For the next year, my newly elected officer position was on the executive board, Vice President of Panhellenic Relations. While this specific position did not require a ton of my time or outside work, it allowed me to learn so much about how the chapter works. It gave me such a new appreciation for the organization I wanted to love so badly, but just hadn’t found my rhythm in. It gave me the opportunity to build relationships with other leaders in the chapter, being officers on the executive team or officers on the team I got to lead, as well as leaders in other chapters on Panhellenic Exec. Being any type of leader in an organization during 2020 was no walk in the park, but it was an experience I would not give back for anything. Being a younger member on exec, I got to learn so much from the older class and create friendships that I probably would not have otherwise. This year, in a new position of Vice President of Membership Experience, I’ve gotten to step into a more serious leadership role as a returning exec member and pour back into the chapter that has poured so much into me.
There were so many times I wondered what I was even doing in a sorority. None of my family has been involved in fraternities or sororities, so I wasn’t really sure what I was getting into. That first year, I kept wondering if this was the right thing for me or if I had made a huge mistake. At times, I wondered if it was worth it to continue. Looking back, I am so thankful that I jumped in blindly and just kept going. I knew there was something special about ADPi. I felt it during recruitment and the whole new member process, it just took me a little time to figure out what part of ADPi was special for me.
Why ADPi Wednesday: Seiler Rivers
“We live for each other.” From the moment I heard Alpha Delta Pi’s open motto, I could tell it was indubitably true. Even through the screen of virtual recruitment, the women I would grow to love like sisters fully and completely modeled a family. Every smile, welcoming anecdote, and deep connection was a testimony to the short aphorism that every woman in the chapter lives by.

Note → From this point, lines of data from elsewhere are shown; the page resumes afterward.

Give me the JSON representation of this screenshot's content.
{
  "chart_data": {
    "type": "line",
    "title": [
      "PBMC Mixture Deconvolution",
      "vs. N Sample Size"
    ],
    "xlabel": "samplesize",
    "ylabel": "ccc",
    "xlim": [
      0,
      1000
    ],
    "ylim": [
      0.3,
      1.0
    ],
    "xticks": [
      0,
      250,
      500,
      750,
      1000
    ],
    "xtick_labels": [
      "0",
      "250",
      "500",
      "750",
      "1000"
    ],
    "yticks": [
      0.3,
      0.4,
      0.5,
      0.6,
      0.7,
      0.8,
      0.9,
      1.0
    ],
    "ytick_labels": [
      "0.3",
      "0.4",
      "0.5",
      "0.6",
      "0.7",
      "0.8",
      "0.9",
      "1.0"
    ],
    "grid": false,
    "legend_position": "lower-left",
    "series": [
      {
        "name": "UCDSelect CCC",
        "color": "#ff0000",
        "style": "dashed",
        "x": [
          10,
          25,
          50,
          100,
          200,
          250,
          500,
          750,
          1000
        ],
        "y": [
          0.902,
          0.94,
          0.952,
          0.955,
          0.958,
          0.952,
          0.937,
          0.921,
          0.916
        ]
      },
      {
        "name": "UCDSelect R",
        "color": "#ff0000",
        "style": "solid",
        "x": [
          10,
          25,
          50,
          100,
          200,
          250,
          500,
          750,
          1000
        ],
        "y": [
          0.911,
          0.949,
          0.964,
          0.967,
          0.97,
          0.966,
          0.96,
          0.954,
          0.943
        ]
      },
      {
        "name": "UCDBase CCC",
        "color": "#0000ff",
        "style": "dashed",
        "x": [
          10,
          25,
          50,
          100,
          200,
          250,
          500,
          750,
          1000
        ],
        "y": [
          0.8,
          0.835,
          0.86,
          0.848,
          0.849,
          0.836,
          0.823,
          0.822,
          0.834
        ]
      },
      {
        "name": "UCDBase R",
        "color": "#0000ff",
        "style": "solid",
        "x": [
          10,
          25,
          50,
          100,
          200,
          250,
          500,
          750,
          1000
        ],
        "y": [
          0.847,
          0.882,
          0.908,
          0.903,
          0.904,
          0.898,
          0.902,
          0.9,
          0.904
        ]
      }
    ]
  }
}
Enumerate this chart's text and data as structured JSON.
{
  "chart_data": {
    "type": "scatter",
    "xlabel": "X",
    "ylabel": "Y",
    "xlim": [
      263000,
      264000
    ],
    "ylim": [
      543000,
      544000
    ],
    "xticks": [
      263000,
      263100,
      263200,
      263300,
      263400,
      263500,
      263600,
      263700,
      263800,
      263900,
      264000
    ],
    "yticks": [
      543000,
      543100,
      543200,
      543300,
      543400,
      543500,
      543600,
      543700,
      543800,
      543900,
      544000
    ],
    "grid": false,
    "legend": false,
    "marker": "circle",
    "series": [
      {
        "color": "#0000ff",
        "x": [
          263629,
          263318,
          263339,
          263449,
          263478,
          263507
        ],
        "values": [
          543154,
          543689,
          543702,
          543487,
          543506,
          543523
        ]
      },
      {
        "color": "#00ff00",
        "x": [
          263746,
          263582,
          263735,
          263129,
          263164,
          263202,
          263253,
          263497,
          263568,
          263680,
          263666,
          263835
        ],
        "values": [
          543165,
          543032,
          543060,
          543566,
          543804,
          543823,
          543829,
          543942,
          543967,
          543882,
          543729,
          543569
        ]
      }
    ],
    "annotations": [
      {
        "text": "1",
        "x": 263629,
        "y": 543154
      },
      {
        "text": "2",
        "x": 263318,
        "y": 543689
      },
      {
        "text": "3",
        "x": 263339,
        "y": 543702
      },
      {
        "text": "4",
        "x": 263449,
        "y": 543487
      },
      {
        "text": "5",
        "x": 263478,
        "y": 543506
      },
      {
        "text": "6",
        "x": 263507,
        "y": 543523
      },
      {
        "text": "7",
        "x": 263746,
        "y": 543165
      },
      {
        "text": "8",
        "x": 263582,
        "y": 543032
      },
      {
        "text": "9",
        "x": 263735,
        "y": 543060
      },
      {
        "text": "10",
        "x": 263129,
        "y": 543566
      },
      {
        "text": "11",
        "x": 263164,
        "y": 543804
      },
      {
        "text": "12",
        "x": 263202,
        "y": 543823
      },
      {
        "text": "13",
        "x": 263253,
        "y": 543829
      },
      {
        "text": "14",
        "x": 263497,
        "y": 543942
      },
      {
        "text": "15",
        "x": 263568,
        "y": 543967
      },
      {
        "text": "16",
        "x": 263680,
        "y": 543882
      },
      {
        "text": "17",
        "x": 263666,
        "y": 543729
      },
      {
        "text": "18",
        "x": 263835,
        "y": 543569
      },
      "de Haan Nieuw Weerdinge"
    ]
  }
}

To the women of ADPi, sisterhood is more than formals and events. This has been even more clear this year, as those functions have been largely absent during this season of COVID. However, as a new member, I can confidently say that the trustful hunch I felt during recruitment has not let me down. From a friendly face in an intimidating class, to my go-to cookout buddy, to someone to cry with on a particularly tough week, I can confidently say that the women of ADPi have truly lived for me during my time so far in our chapter. I decided to go ADPi because I knew that the women of this chapter would be a found family--one that I get to choose every day, and one that constantly and consistently chooses me in return.